International Journal of Pure & Applied Bioscience (IJPAB)
Year : 2017, Volume : 5, Issue : 4
First page : (1309) Last page : (1313)
Article doi: http://dx.doi.org/10.18782/2320-7051.5435
Srinath D.* and Swaroopa G.
Department of Foods & Nutrition, Post Graduate and Research Centre,
Professor Jayashankar Telangana State Agricultural University, Hyderabad, Telangana-500030, India.
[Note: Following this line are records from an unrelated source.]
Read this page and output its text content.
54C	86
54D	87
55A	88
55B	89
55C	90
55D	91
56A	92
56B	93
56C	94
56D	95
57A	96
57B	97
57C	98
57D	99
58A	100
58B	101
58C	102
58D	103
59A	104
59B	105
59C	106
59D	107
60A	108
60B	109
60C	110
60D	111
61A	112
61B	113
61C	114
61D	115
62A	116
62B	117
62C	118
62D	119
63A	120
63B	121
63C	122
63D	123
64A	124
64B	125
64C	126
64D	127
*Corresponding Author E-mail: datlasrinath@gmail.com
Received: 2.08.2017 | Revised: 12.08.2017 | Accepted: 14.08.2017
ABSTRACT
Whey is the liquid remaining after the separation of milk fat and casein from whole milk. Whey is a by-product of dairy industries, particularly the liquid that is formed during the coagulation of milk casein in cheese making or in casein manufactures. Whey produces in large amounts and is discarded in the ecosystem, causing considerable environmental problems. This kind of pollution affects the quality of water, air and soil. Due to its enormous production, it became a very large organic pollutant for environment. There is a need of a process to convert the nutrients in whey such as carbohydrates, proteins, lipid, and minor constituents with high market values into the production of valuable food products.Whey can also be used to obtain valuable chemical compounds that are useful in the fields of health, pharmaceuticals, food, plastics and fuels.
Key words: Whey, food, liquid, cheese, products.